—Malheureux enfant! s'écria-t-elle. Madame de Lillers? Ah! mieux vaudrait une courtisane! elle n'a pas de coeur!
Madame de Créhange n'osait rien dire pour consoler Raoul; elle voulut du moins pleurer avec son fils. Elle pleurait et leurs larmes se mêlaient dans le silence.
On frappa à la porte. C'était Julien de Chantenay, le meilleur ami de Raoul de Créhange et de sa mère. Raoul essuya ses larmes et s'enfuit précipitamment.

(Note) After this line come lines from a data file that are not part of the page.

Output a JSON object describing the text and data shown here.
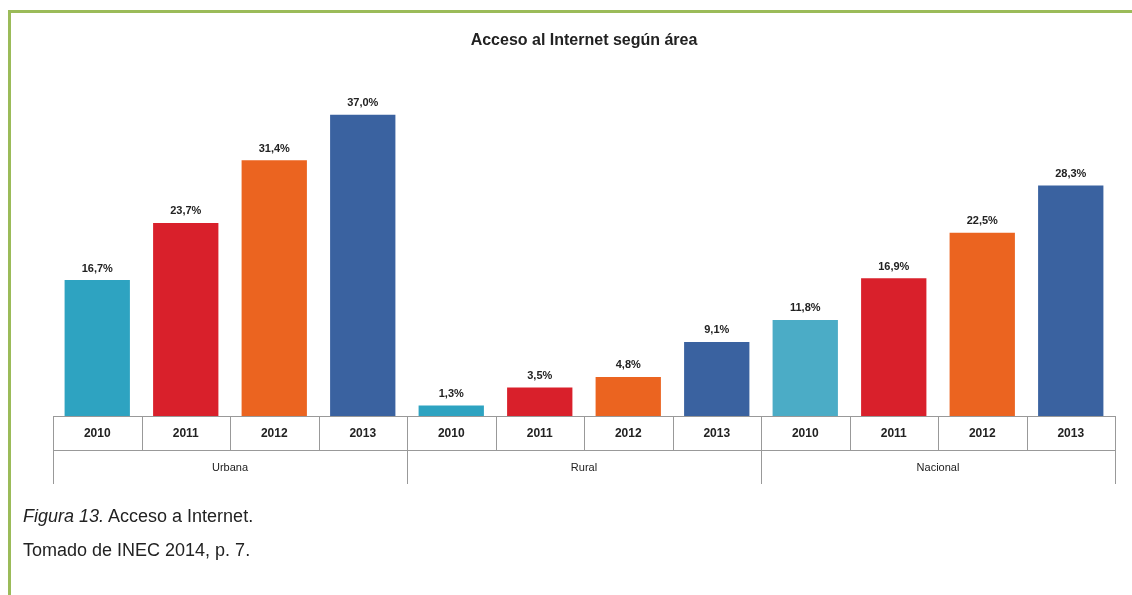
{
  "chart_data": {
    "type": "bar",
    "title": "Acceso al Internet según área",
    "categories": [
      "2010",
      "2011",
      "2012",
      "2013",
      "2010",
      "2011",
      "2012",
      "2013",
      "2010",
      "2011",
      "2012",
      "2013"
    ],
    "values": [
      16.7,
      23.7,
      31.4,
      37.0,
      1.3,
      3.5,
      4.8,
      9.1,
      11.8,
      16.9,
      22.5,
      28.3
    ],
    "colors": [
      "#2ea3c1",
      "#d9202b",
      "#eb6420",
      "#3a62a0",
      "#2ea3c1",
      "#d9202b",
      "#eb6420",
      "#3a62a0",
      "#4bacc6",
      "#d9202b",
      "#eb6420",
      "#3a62a0"
    ],
    "value_labels": [
      "16,7%",
      "23,7%",
      "31,4%",
      "37,0%",
      "1,3%",
      "3,5%",
      "4,8%",
      "9,1%",
      "11,8%",
      "16,9%",
      "22,5%",
      "28,3%"
    ],
    "annotations": [
      "Urbana",
      "Rural",
      "Nacional",
      "Figura 13. Acceso a Internet.",
      "Tomado de INEC 2014, p. 7."
    ]
  }
}
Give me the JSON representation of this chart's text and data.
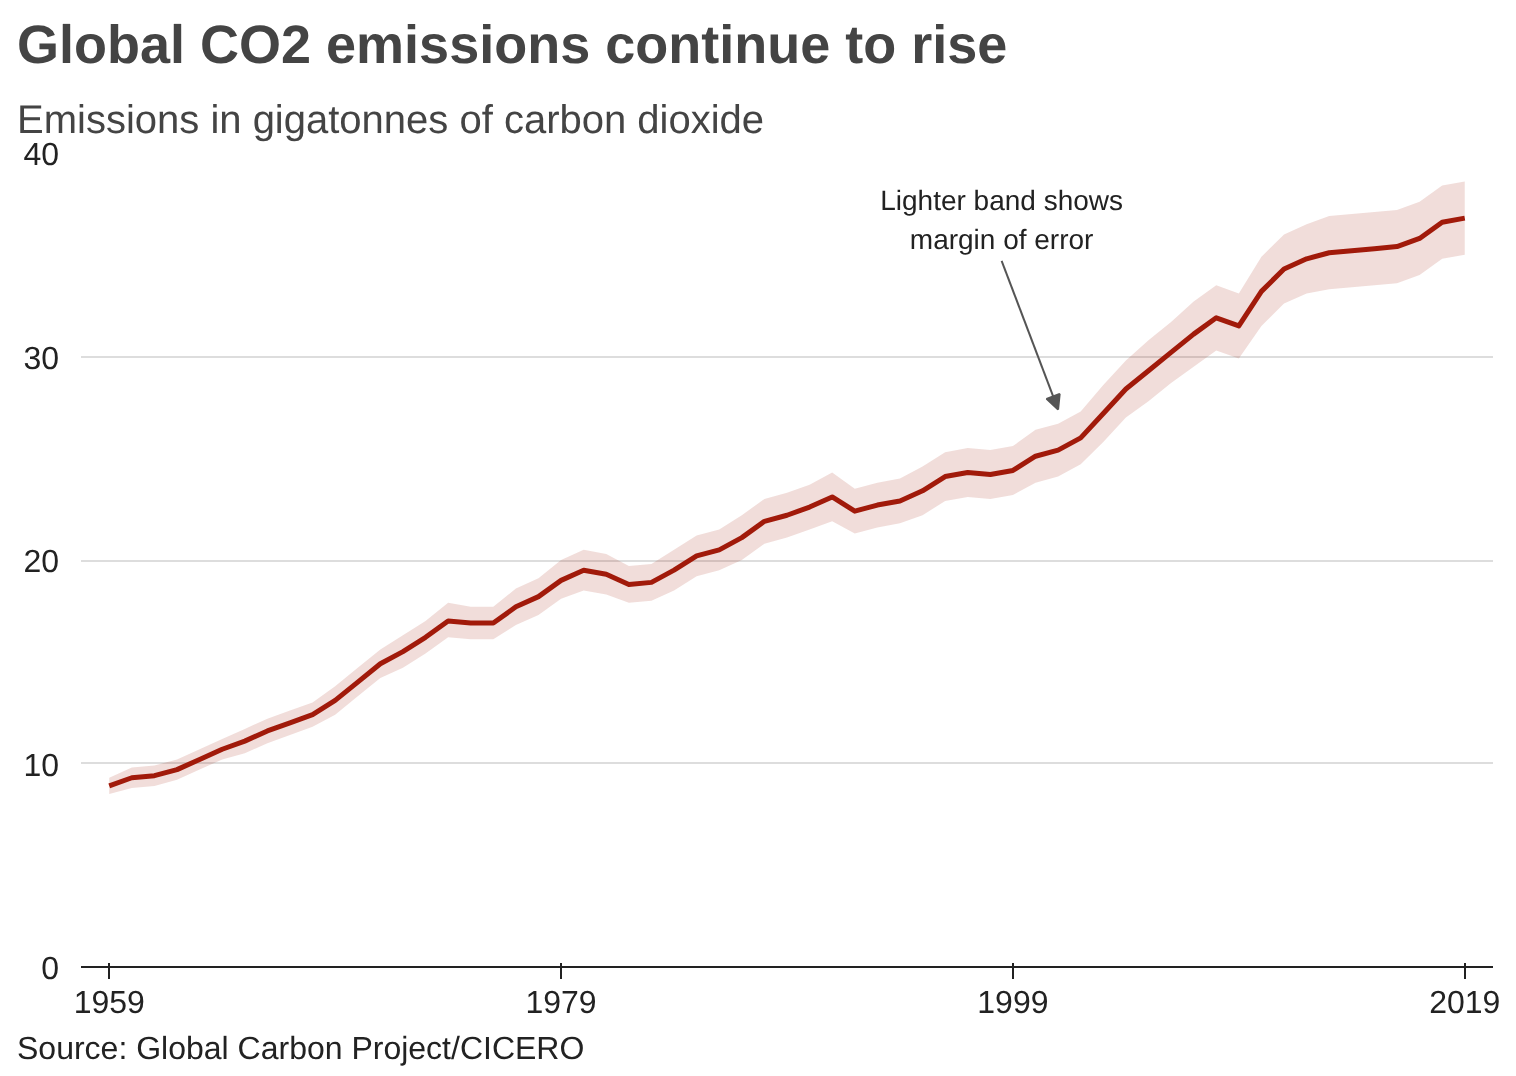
{
  "chart_data": {
    "type": "line",
    "title": "Global CO2 emissions continue to rise",
    "subtitle": "Emissions in gigatonnes of carbon dioxide",
    "x": [
      1959,
      1960,
      1961,
      1962,
      1963,
      1964,
      1965,
      1966,
      1967,
      1968,
      1969,
      1970,
      1971,
      1972,
      1973,
      1974,
      1975,
      1976,
      1977,
      1978,
      1979,
      1980,
      1981,
      1982,
      1983,
      1984,
      1985,
      1986,
      1987,
      1988,
      1989,
      1990,
      1991,
      1992,
      1993,
      1994,
      1995,
      1996,
      1997,
      1998,
      1999,
      2000,
      2001,
      2002,
      2003,
      2004,
      2005,
      2006,
      2007,
      2008,
      2009,
      2010,
      2011,
      2012,
      2013,
      2014,
      2015,
      2016,
      2017,
      2018,
      2019
    ],
    "series": [
      {
        "color": "#a11a0a",
        "values": [
          8.9,
          9.3,
          9.4,
          9.7,
          10.2,
          10.7,
          11.1,
          11.6,
          12.0,
          12.4,
          13.1,
          14.0,
          14.9,
          15.5,
          16.2,
          17.0,
          16.9,
          16.9,
          17.7,
          18.2,
          19.0,
          19.5,
          19.3,
          18.8,
          18.9,
          19.5,
          20.2,
          20.5,
          21.1,
          21.9,
          22.2,
          22.6,
          23.1,
          22.4,
          22.7,
          22.9,
          23.4,
          24.1,
          24.3,
          24.2,
          24.4,
          25.1,
          25.4,
          26.0,
          27.2,
          28.4,
          29.3,
          30.2,
          31.1,
          31.9,
          31.5,
          33.2,
          34.3,
          34.8,
          35.1,
          35.2,
          35.3,
          35.4,
          35.8,
          36.6,
          36.8
        ],
        "lower": [
          8.5,
          8.8,
          8.9,
          9.2,
          9.7,
          10.2,
          10.5,
          11.0,
          11.4,
          11.8,
          12.4,
          13.3,
          14.2,
          14.7,
          15.4,
          16.2,
          16.1,
          16.1,
          16.8,
          17.3,
          18.1,
          18.5,
          18.3,
          17.9,
          18.0,
          18.5,
          19.2,
          19.5,
          20.0,
          20.8,
          21.1,
          21.5,
          21.9,
          21.3,
          21.6,
          21.8,
          22.2,
          22.9,
          23.1,
          23.0,
          23.2,
          23.8,
          24.1,
          24.7,
          25.8,
          27.0,
          27.8,
          28.7,
          29.5,
          30.3,
          29.9,
          31.5,
          32.6,
          33.1,
          33.3,
          33.4,
          33.5,
          33.6,
          34.0,
          34.8,
          35.0
        ],
        "upper": [
          9.3,
          9.8,
          9.9,
          10.2,
          10.7,
          11.2,
          11.7,
          12.2,
          12.6,
          13.0,
          13.8,
          14.7,
          15.6,
          16.3,
          17.0,
          17.9,
          17.7,
          17.7,
          18.6,
          19.1,
          20.0,
          20.5,
          20.3,
          19.7,
          19.8,
          20.5,
          21.2,
          21.5,
          22.2,
          23.0,
          23.3,
          23.7,
          24.3,
          23.5,
          23.8,
          24.0,
          24.6,
          25.3,
          25.5,
          25.4,
          25.6,
          26.4,
          26.7,
          27.3,
          28.6,
          29.8,
          30.8,
          31.7,
          32.7,
          33.5,
          33.1,
          34.9,
          36.0,
          36.5,
          36.9,
          37.0,
          37.1,
          37.2,
          37.6,
          38.4,
          38.6
        ]
      }
    ],
    "xlim": [
      1957.75,
      2020.25
    ],
    "xticks": [
      1959,
      1979,
      1999,
      2019
    ],
    "ylim": [
      0,
      40
    ],
    "yticks": [
      0,
      10,
      20,
      30,
      40
    ],
    "grid": "y",
    "line_style": "solid",
    "annotations": [
      {
        "text": "Lighter band shows\nmargin of error",
        "x": 2001,
        "y": 27
      },
      "Source: Global Carbon Project/CICERO"
    ]
  }
}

—Julien, Julien, dit madame de Créhange, voyez mon pauvre enfant; oh! comme il est malheureux! il aime… O Julien, savez-vous qui? Sylvanie de Lillers! allez le consoler, n'est-ce pas? Il faut qu'il vous dise tout. Oh! il ne refusera pas, j'en suis sûr, il vous aime tant!

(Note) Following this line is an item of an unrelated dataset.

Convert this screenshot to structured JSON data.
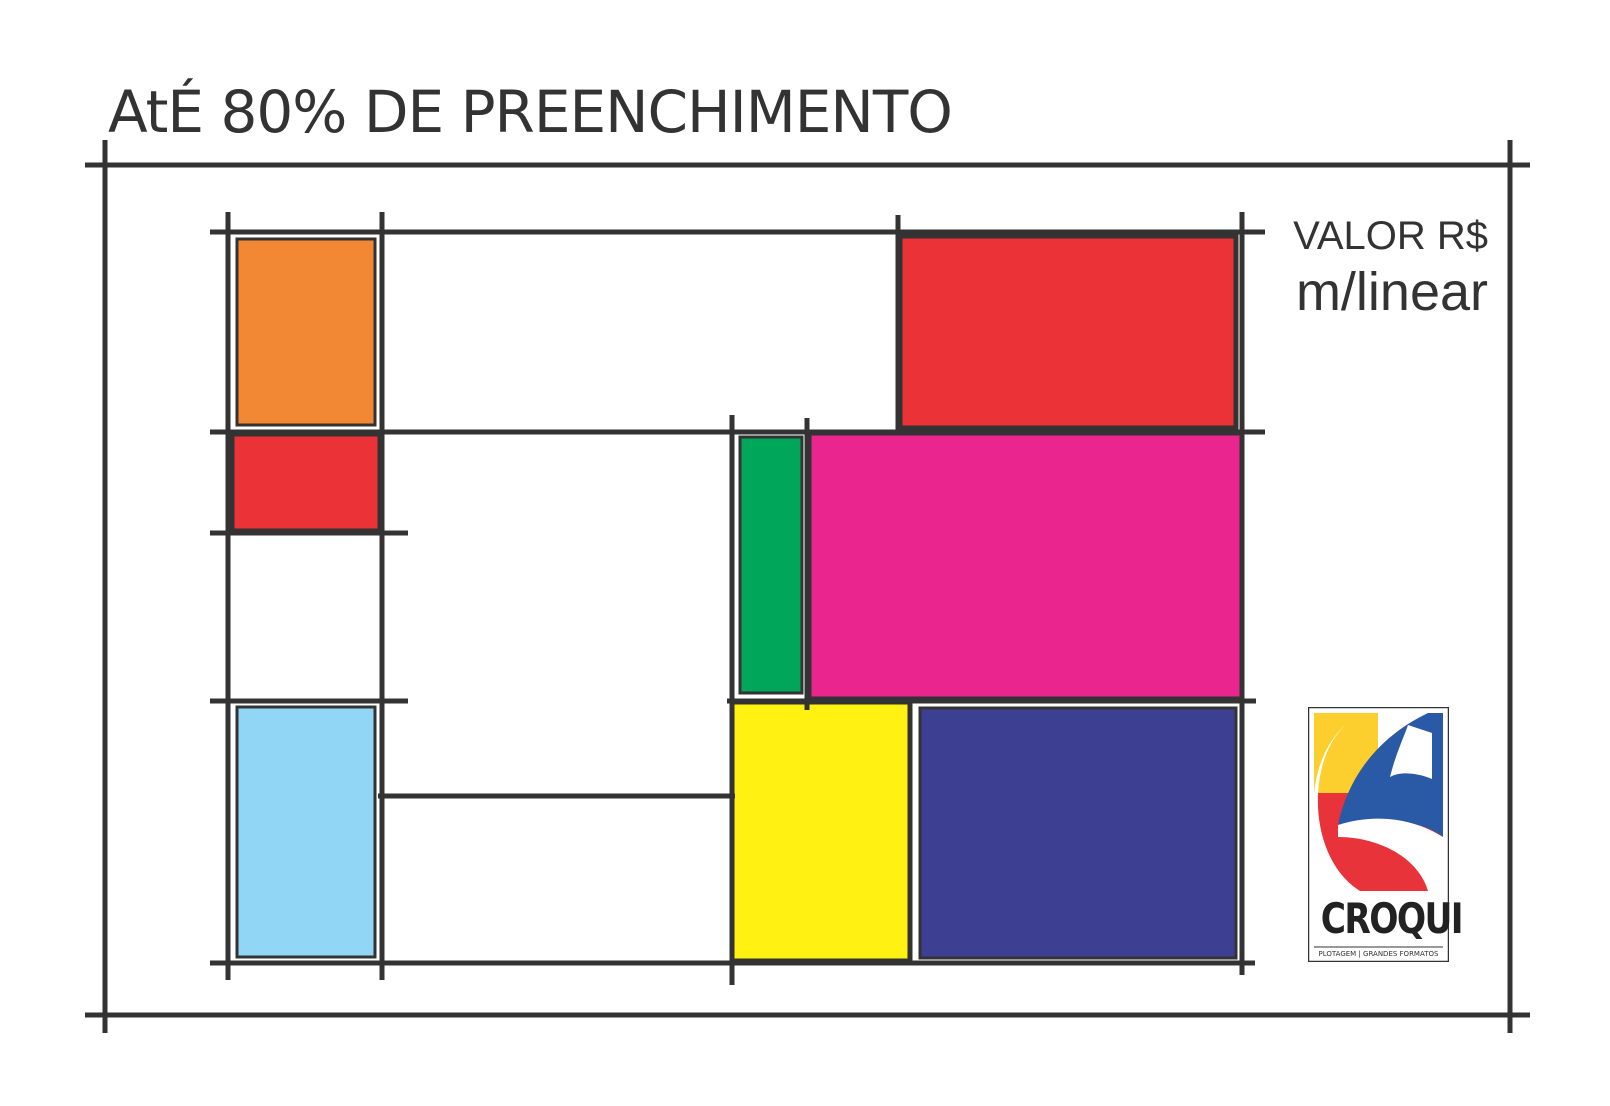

—Hélas! madame, répondit Julien, vous réveillez toutes mes craintes. Notre pauvre Raoul est perdu. Vous connaissez madame de Lillers; vous savez son admirable beauté, sa pâleur qui la fait ressembler à une morte. Eh bien! jamais aucune émotion n'a mis de roses sur ce visage impérieux; ses dents sont des perles, mais elles n'ont jamais souri. Ses yeux verts et profonds comme la mer ne s'animent jamais sous l'arc inflexible de ses sourcils, et le vent lui-même ne ride pas ses magnifiques cheveux. Tout est mystère chez cette femme. Quand M. de Lillers mourut, à la suite d'un duel toujours inexpliqué, la belle Sylvanie n'a pas sourcillé en voyant la tête sanglante et fracassée de celui qui la rendait heureuse. Hélas! voilà la femme que Raoul aime d'un tel amour!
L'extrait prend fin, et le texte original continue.